Antique tractor gets students’ gears turning
Heads turned and a few students stopped and stared as a farm tractor growled its way up the campus roadway behind Krieger Hall, then sputtered to a stop in front of Merrick Barn.
“Um, now what?” asked driver Tatiana Pereira, laughing a little as she stepped on the clutch and tried unsuccessfully to turn over the engine of the 1947 red-and-white Ford tractor. Four classmates, who had trotted alongside the vintage vehicle on its short journey, began to strategize and tinker. Ten minutes later, the tractor rumbled back to a parking spot behind the building.
It was all in a day’s work for Pereira, a sophomore biomedical engineering major, and her classmates in Tractor Class, a new course offered through the Whiting School of Engineering this fall. Officially the course is called Reverse Engineering and Diagnostics, but no one except the registrar calls it that.
The brainchild of Stephen Belkoff, a mechanical engineering professor, the three-credit class helps students learn hands-on engineering problem solving, tasking them with taking apart and reassembling two donated, 71-year-old Ford N-series farm tractors in an effort to get the motors humming again.
Because the machines are so old, Belkoff’s students must rely on their developing engineering skills to ascertain which parts are missing, which ones still work, and what needs repair. Belkoff also routinely sabotages the tractors’ systems, challenging the students to figure out and fix whatever is wrong using logic and fundamental principles of physics and thermodynamics.
The old tractors are the perfect teaching tool, he says—they were so well designed that many are still working seven decades after production. They also provide good examples of hydraulic, fuel, drivetrain, ignition, and steering systems—systems most present-day students don’t have much, or any, experience with.
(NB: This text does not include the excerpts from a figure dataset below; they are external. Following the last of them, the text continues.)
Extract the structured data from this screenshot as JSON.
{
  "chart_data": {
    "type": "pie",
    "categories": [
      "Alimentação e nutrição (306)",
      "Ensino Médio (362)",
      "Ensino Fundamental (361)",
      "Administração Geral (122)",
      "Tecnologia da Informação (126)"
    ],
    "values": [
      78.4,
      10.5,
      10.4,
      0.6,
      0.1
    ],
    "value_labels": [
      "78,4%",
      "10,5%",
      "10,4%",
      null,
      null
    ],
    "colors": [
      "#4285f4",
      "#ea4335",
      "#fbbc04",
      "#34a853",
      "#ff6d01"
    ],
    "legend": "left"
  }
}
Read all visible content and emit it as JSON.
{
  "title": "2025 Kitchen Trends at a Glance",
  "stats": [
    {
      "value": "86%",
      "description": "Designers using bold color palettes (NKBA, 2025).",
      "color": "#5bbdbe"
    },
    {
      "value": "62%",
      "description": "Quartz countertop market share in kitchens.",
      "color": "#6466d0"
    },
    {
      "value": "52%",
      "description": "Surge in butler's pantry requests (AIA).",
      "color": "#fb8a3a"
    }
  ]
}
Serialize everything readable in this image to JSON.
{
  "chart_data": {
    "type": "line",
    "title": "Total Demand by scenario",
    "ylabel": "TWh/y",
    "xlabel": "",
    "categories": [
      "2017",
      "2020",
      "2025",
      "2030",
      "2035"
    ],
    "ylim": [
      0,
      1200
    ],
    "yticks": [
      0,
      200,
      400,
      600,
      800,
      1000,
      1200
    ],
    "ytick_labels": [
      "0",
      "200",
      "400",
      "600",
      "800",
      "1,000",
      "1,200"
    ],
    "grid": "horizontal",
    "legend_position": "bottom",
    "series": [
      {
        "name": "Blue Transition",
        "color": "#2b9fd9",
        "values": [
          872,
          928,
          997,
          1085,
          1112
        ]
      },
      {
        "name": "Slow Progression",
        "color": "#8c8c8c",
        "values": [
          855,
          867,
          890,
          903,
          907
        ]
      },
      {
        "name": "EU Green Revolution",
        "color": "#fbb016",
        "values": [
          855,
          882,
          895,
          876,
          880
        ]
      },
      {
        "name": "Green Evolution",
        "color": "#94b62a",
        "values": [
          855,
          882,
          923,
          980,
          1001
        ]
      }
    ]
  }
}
“Years ago, most students would arrive in engineering school with some experience mucking around with car engines or repairing their bikes or the family lawnmower,” Belkoff says. “That’s not true anymore. You don’t need to know how to repair a lawnmower to be a good mechanical engineer, of course, but I contend it sure makes design easier when you have a working knowledge of gears, valves, and pulleys, and how things are assembled.”